Seperti diketahui, pemerintahan Prabowo-Gibran menganggarkan dana sebesar 71 triliun rupiah untuk program MBG pada 2025. Sebagai janji politik, program ini sudah pasti akan dijalankan. Namun, di balik janji tersebut, program MBG dihadapkan pada berbagai tantangan terkait efektivitas implementasi, keberlanjutan, transparansi pengelolaan anggaran hingga model penyaluran MBG.

Uji coba MBG tengah dijalankan. Sayangnya, hingga saat ini, pemerintah masih tampak gamang menentukan model yang paling tepat untuk merealisasikannya.

Hasil studi Celios menunjukkan program MBG harus dijauhkan dari kepentingan politik (vested interest) semata, agar tidak berubah menjadi proyek prestise yang hanya menguntungkan pihak tertentu. Sekitar 46 persen masyarakat Indonesia menyoroti risiko inefisiensi penyaluran, sementara empat dari 10 responden mengkhawatirkan potensi korupsi dalam pelaksanaannya.
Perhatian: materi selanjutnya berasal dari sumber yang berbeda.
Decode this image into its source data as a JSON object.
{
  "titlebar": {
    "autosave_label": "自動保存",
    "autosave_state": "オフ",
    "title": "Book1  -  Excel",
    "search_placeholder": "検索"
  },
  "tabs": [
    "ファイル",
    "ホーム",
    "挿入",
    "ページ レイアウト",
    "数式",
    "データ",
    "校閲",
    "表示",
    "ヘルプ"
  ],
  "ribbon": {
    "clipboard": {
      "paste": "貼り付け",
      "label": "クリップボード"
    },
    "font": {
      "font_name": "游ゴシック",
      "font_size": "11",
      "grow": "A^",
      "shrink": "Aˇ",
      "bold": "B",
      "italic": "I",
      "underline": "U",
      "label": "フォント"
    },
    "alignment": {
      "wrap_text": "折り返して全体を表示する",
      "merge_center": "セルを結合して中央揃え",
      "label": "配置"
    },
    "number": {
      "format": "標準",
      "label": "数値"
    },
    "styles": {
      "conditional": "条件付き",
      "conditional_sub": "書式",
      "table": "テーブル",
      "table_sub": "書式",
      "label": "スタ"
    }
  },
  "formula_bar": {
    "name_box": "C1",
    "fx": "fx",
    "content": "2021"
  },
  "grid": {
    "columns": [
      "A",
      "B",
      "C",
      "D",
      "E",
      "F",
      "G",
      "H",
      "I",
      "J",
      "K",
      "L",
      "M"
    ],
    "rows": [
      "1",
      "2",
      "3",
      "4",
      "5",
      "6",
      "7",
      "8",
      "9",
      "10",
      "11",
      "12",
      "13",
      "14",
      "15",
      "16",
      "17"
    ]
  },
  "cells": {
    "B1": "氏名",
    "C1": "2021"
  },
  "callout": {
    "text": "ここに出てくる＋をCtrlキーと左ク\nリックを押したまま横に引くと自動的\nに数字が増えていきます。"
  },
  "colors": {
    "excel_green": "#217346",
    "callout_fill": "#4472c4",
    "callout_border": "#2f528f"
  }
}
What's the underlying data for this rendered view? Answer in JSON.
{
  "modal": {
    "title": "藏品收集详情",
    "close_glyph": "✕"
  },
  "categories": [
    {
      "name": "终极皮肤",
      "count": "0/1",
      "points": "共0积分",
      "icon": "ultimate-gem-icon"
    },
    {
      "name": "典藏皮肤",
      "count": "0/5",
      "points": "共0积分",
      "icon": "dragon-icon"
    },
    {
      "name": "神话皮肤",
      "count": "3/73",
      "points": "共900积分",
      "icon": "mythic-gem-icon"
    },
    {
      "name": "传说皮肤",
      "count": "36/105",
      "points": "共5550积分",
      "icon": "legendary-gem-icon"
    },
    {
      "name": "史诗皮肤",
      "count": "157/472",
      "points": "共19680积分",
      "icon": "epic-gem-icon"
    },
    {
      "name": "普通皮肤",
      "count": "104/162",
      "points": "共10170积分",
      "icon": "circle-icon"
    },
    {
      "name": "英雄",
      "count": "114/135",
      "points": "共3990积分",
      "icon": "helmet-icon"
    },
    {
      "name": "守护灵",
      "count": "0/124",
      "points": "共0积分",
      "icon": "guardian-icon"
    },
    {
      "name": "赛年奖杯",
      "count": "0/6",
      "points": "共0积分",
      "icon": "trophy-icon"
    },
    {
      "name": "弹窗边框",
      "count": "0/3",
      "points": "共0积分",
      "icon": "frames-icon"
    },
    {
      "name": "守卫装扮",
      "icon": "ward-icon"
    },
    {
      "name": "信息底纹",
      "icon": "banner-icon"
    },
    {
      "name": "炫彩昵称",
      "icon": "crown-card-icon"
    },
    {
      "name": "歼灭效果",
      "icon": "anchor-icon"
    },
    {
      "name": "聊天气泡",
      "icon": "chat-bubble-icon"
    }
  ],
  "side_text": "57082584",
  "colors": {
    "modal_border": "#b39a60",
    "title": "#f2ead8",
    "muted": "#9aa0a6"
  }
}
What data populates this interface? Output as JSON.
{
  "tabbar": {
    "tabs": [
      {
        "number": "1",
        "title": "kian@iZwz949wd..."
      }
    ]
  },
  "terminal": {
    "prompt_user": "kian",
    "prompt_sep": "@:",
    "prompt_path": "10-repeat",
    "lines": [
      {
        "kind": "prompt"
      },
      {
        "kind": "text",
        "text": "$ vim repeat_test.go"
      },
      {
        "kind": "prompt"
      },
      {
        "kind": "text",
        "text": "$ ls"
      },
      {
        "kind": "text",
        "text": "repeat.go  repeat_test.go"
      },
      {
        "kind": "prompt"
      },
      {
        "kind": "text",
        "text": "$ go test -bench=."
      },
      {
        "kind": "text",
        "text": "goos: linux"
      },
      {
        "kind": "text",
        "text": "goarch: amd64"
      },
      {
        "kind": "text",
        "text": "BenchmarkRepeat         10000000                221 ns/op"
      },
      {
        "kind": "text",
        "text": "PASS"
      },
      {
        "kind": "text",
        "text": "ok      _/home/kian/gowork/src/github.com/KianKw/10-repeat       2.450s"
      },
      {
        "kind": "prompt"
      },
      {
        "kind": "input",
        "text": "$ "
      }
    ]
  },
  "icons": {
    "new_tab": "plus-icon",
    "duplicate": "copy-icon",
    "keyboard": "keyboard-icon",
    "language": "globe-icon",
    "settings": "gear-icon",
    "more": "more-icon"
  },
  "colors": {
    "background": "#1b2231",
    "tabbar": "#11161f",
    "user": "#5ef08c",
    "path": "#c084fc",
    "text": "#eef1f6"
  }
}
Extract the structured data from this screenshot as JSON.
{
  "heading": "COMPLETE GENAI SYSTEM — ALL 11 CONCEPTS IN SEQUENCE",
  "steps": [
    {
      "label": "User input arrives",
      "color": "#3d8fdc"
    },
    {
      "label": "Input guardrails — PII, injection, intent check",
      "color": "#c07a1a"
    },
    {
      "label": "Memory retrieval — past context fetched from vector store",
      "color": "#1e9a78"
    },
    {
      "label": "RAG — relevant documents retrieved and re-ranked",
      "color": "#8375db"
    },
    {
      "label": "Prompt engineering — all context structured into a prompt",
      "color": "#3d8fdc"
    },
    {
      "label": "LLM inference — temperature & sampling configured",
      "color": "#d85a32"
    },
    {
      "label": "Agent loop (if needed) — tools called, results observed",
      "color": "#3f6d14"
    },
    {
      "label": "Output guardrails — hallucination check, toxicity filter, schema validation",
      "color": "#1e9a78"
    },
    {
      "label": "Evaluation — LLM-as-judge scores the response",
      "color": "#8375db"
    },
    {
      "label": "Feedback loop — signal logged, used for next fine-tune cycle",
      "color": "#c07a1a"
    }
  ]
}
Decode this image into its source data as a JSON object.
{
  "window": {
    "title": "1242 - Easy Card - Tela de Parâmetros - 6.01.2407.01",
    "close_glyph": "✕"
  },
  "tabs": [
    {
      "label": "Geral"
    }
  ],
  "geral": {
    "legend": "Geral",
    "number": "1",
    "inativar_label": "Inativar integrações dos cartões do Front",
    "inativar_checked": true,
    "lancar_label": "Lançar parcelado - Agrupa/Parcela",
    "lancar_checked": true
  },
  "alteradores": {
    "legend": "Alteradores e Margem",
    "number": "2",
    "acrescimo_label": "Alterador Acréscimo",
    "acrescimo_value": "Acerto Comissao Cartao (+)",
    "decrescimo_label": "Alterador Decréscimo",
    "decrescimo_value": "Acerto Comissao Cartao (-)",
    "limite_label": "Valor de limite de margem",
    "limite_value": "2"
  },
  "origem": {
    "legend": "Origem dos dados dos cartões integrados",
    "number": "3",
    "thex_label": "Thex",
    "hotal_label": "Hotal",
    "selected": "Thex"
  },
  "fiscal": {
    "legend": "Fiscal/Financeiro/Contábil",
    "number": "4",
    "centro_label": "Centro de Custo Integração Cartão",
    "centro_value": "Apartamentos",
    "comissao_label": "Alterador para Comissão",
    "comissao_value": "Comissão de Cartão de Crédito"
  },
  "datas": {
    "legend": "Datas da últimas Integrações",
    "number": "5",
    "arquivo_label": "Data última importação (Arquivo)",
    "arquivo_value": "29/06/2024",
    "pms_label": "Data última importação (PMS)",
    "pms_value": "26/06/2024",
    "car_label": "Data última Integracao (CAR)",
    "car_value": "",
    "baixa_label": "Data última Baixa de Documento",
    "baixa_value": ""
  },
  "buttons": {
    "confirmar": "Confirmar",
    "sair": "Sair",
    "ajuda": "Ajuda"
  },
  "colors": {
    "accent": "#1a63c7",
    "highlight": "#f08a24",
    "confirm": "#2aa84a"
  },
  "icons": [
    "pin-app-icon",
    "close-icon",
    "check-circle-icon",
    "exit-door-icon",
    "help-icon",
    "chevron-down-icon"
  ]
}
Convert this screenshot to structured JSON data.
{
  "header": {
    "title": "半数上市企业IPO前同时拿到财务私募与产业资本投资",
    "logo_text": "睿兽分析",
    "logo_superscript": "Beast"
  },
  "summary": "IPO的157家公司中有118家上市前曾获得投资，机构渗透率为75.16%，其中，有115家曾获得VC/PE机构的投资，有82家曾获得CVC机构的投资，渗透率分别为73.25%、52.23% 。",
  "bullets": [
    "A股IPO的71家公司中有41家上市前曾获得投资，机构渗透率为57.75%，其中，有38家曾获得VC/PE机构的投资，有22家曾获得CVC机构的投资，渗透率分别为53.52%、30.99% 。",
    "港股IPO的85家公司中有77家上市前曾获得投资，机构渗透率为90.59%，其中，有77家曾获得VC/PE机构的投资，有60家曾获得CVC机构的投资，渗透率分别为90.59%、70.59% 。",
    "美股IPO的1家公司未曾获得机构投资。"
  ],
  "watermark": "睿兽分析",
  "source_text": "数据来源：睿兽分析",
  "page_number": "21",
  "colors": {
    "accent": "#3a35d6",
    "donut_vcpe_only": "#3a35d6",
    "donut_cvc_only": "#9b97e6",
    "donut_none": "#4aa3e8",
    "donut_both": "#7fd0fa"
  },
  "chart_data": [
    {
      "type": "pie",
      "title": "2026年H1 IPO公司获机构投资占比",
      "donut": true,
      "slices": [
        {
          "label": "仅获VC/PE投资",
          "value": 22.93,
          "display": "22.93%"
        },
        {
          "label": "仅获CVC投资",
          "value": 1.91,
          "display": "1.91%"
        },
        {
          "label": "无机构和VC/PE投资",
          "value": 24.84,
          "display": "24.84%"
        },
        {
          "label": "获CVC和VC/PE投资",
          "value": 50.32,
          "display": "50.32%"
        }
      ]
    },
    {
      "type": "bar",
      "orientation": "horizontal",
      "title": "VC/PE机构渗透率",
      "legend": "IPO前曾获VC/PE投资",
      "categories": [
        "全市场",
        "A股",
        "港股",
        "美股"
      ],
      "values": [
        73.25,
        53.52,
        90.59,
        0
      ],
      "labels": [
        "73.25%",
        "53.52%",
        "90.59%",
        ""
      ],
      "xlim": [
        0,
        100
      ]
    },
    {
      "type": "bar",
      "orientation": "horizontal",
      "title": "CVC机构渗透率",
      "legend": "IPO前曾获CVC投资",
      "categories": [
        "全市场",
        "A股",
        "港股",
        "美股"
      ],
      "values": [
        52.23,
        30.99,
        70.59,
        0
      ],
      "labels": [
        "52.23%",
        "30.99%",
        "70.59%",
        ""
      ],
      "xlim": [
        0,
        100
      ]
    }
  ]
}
Studi ini memperkirakan potensi kerugian hingga 8,5 triliun rupiah pada 2025 jika MBG tetap berjalan dengan skema sentralistik yang diusulkan saat ini. Temuan ini juga menunjukkan bahwa masyarakat Indonesia mendukung kebijakan berbasis ketahanan pangan lokal.

Sangat Rentan

Sementara itu, peneliti Celios, Bakhrul Fikri, mengungkapkan program MBG termasuk ke dalam program pemerintah dalam pengadaan barang dan jasa sehingga rentan terjadinya praktik korupsi. MBG yang seharusnya mampu mengentaskan kemiskinan struktural dengan perbaikan gizi anak malah menjadi program yang rentan dikorupsi.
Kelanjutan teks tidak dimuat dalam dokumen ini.